According to the article by the University of São Paulo, mentioned above, "The onset of childhood GPP is generally abrupt and accompanied by toxic features." The original acute episode usually lasts a few days, but "repeated waves of inflammation and pustulation may follow." It is important that the disease is managed immediately in order to prevent life-threatening complications, such as infection or [sepsis]. Other complications include "metabolical, hemo-dynamic, and thermoregulatory disturbances" which occur as a result of "alterations of the epidermal barrier."

See Case Report 3

====Circinate and annular====
This type of psoriasis appears as round lesions.
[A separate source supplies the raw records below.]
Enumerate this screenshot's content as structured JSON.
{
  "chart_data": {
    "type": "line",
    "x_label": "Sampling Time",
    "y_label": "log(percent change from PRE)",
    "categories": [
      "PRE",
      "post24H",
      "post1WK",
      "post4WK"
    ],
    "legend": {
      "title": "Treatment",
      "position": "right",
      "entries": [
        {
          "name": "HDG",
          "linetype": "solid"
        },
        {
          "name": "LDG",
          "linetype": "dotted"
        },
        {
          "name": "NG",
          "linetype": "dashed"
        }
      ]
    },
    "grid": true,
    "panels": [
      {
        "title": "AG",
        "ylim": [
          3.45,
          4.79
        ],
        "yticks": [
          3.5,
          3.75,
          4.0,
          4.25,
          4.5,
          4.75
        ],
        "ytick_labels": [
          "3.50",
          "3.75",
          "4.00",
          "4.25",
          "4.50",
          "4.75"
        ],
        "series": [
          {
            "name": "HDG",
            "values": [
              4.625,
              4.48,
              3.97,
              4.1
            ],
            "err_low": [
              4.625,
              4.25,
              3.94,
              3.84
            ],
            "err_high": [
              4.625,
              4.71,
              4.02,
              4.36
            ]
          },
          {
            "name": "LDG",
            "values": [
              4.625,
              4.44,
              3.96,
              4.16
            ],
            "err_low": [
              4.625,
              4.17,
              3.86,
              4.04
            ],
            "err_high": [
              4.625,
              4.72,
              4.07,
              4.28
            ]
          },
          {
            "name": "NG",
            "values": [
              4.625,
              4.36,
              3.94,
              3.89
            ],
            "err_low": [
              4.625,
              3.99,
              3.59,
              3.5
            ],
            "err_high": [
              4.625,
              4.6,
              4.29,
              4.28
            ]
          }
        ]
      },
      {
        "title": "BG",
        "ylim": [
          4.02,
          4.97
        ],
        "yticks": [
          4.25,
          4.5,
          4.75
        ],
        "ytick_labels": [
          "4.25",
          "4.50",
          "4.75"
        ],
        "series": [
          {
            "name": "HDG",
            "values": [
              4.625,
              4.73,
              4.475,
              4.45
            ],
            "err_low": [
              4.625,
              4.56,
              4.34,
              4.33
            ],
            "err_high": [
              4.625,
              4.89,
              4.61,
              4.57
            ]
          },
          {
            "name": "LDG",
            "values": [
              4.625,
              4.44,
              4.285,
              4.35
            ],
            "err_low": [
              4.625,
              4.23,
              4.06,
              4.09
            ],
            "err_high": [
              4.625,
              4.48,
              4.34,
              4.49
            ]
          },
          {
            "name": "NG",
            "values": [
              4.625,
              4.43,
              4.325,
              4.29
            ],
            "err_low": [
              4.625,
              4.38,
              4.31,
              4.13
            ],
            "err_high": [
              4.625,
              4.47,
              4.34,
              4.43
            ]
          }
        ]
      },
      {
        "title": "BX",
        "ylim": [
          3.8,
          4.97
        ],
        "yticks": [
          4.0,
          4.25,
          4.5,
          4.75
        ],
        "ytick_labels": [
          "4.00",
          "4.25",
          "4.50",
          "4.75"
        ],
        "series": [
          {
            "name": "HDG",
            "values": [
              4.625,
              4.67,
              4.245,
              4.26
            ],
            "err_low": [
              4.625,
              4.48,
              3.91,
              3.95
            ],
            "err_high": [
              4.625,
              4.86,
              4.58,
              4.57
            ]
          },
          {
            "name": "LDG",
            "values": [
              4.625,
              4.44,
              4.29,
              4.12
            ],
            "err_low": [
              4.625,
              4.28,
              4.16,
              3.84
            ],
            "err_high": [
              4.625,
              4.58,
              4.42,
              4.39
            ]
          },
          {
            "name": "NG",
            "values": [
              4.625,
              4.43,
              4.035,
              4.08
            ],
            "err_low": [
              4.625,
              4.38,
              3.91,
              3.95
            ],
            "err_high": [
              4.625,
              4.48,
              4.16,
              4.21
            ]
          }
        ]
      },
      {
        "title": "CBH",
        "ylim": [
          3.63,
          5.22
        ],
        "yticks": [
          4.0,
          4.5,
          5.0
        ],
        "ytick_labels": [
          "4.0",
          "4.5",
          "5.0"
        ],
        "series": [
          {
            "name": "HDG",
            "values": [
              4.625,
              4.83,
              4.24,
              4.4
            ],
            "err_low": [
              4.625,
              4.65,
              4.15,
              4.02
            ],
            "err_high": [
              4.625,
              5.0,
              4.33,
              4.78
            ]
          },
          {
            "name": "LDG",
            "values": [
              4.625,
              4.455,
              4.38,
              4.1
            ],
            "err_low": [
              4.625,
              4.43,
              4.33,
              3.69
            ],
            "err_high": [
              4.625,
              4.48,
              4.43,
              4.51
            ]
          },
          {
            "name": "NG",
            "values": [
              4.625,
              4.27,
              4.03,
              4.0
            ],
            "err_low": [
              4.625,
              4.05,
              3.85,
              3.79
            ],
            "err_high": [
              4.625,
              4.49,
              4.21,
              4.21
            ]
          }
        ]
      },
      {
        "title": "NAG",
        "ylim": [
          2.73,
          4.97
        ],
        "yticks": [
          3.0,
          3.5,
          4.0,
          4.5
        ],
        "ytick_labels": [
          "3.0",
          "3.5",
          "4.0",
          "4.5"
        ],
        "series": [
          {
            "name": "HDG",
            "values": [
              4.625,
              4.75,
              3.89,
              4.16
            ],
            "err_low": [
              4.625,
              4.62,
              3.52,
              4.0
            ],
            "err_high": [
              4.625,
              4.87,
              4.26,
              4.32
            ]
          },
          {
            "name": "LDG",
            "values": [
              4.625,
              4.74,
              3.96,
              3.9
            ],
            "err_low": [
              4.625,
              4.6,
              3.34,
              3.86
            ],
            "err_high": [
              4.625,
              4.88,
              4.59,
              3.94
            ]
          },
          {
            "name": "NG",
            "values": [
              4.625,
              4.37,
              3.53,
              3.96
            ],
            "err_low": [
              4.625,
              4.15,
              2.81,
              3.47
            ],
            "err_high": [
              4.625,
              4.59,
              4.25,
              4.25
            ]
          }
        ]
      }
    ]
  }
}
It begins as discrete areas that become raised and swollen. Pustules appear at the edges of the round lesions, creating rings. The pustules then dry out and leave a trail of scale as the lesion grows.

See Case Report 4

==Treatments==
Treatments vary widely, and many different drugs have been documented as being successful. Some medications are successful in some patients, while unsuccessful in others. Below is a list of some medications used to treat GPP:

- Etanercept
- PUVA
- Hydroxyurea
- Dapsone
- Systemic corticosteroids
- Cyclosporin A
- Adalimumab
- Etretinate
- Isotretinoin
- Acitretin
- Spevigo

==Prognosis==
GPP is a rare and severe type of psoriasis. It in rare cases it is said to be fatal and in some cases has driven patients to intensive burn units. An article published in Pediatric Dermatology said, "The GPP pattern is as an acute, episodic, and potentially life-threatening form of psoriasis." There is no cure-all treatment for GPP, and as such, the mortality rate is high. Ryan and Baker study from 1971 observed 155 patients with GPP, 106 of which were followed up with. 26 of those 106 died as a result of the psoriasis or the treatment. Their data gives a 25% mortality rate.

==Case reports==

===Case report 1===
Von Zumbusch observed a male patient, who had had classic psoriasis for several years, and who then went through recurrent episodes of bright [erythema] and [edema], which became studded with multiple pustules. Von Zumbusch observed this patient through nine hospital admissions over 10 years.

===Case report 2===
Hazarika gave a report of a 29-year-old woman with no family history of psoriasis, having had a normal first pregnancy, who presented with GPP in the twenty-eighth week of her second pregnancy. Steroid therapy caused a worsening of the symptoms. With cyclosporine the lesions cleared in 10–14 days, but new lesions appeared. The patient gave birth to a healthy baby in the thirty-eighth week of pregnancy. A month and a half after delivery, the woman presented with a psoriatic plaque on her leg.

===Case report 3===
An eleven-year-old boy had an eight-year history of recurrent GPP. He suffered from "fever, malaise and pain". He was treated with acitretin, and improvement was seen in five weeks.

===Case report 4===
In 1991, a case was reported of a man having plaque psoriasis and treating it with UV radiation at a tanning salon. After receiving a partial thickness burn from overexposure, he presented with annular pustular psoriasis, which cleared after 21 days, only to reoccur every 3 to 6 weeks for a year.

===Case report 5===
A case report published in the Journal of Dermatological Treatment documents the successful use of adalimumab to control symptoms and induce relapse for 72 weeks. "Adalimumab is ... approved for the treatment of moderate to severe rheumatoid arthritis ... and more recently for the treatment of psoriatic arthritis".